First and foremost - what does happiness actually mean? As a society, we throw the word around fleetingly. “Oh, I won my football tournament today - I couldn’t be happier”, or “I’m so happy we’re going on holiday.” But contrary to belief, happiness is not about short-lived moments of elation, but rather someone’s overall wellbeing, and satisfaction within themselves.

It’s a sad, but true fact that poor mental health is on the rise. Globally, it’s estimated that 1 in 4 people will experience a mental health condition at some point in their lifetime. We can often be envious when we see that one sunnily cheerful person, but there are numerous factors which influence someone’s general happiness - such as stress, social media, problematic relationships, and so on.

The Adaptation Level Theory is one that psychologists have discovered after researching how our perceptions of happiness eventually shift over time. The theory suggests that we tend to compare our current experiences with our past experiences, which affects how we perceive our actual day to day lives.

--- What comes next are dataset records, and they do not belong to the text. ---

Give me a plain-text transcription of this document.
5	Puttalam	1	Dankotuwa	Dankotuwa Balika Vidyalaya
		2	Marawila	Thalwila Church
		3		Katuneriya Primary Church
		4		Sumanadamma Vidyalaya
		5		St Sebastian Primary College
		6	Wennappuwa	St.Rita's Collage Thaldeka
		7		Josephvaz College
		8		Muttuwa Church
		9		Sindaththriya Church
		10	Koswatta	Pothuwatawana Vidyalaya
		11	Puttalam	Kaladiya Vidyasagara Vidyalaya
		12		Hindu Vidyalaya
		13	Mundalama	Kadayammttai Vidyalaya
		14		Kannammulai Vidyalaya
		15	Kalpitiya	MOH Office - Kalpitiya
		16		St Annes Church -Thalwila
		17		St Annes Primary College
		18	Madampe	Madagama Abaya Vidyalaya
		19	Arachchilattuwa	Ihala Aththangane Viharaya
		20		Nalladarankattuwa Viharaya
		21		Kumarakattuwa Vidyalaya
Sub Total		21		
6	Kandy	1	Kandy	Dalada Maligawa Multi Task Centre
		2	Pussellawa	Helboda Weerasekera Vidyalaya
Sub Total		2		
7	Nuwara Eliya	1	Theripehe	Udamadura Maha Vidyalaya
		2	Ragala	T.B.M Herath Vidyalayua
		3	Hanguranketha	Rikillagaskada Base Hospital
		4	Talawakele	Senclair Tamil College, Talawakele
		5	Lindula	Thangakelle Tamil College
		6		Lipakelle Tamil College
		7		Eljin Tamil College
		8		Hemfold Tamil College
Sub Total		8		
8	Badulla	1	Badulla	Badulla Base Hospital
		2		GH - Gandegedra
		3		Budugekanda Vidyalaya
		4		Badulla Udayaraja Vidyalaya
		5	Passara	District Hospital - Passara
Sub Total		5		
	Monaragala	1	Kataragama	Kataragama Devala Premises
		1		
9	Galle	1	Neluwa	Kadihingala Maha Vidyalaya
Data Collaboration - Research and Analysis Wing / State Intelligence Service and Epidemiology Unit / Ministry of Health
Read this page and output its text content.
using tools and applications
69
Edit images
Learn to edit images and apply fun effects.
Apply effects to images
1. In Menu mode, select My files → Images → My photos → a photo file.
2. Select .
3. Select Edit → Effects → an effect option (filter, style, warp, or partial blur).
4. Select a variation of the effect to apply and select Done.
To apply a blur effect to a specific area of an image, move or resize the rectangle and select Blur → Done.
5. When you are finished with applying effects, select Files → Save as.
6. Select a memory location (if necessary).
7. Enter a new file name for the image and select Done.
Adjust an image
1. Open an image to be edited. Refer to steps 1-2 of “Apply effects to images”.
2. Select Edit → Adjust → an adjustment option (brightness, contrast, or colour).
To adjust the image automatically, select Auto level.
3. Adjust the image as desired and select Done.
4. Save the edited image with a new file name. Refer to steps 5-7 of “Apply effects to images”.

Whilst this is positive in the fact that it means there is no universal objective we submit to, it means that we often miss positive changes, as we are too preoccupied with the past.

Becoming “happy” is a very difficult process, and it’s one that will have numerous ups and downs.

You’ll still have your bad days, but you’ll be able to overcome them. There are simple ways to increase your sense of fulfilment - such as practising mindfulness, and enjoying the little things. Instead of pitting yourself against others, or even your past self - it’s important to appreciate who you are, and how you can better your wellbeing.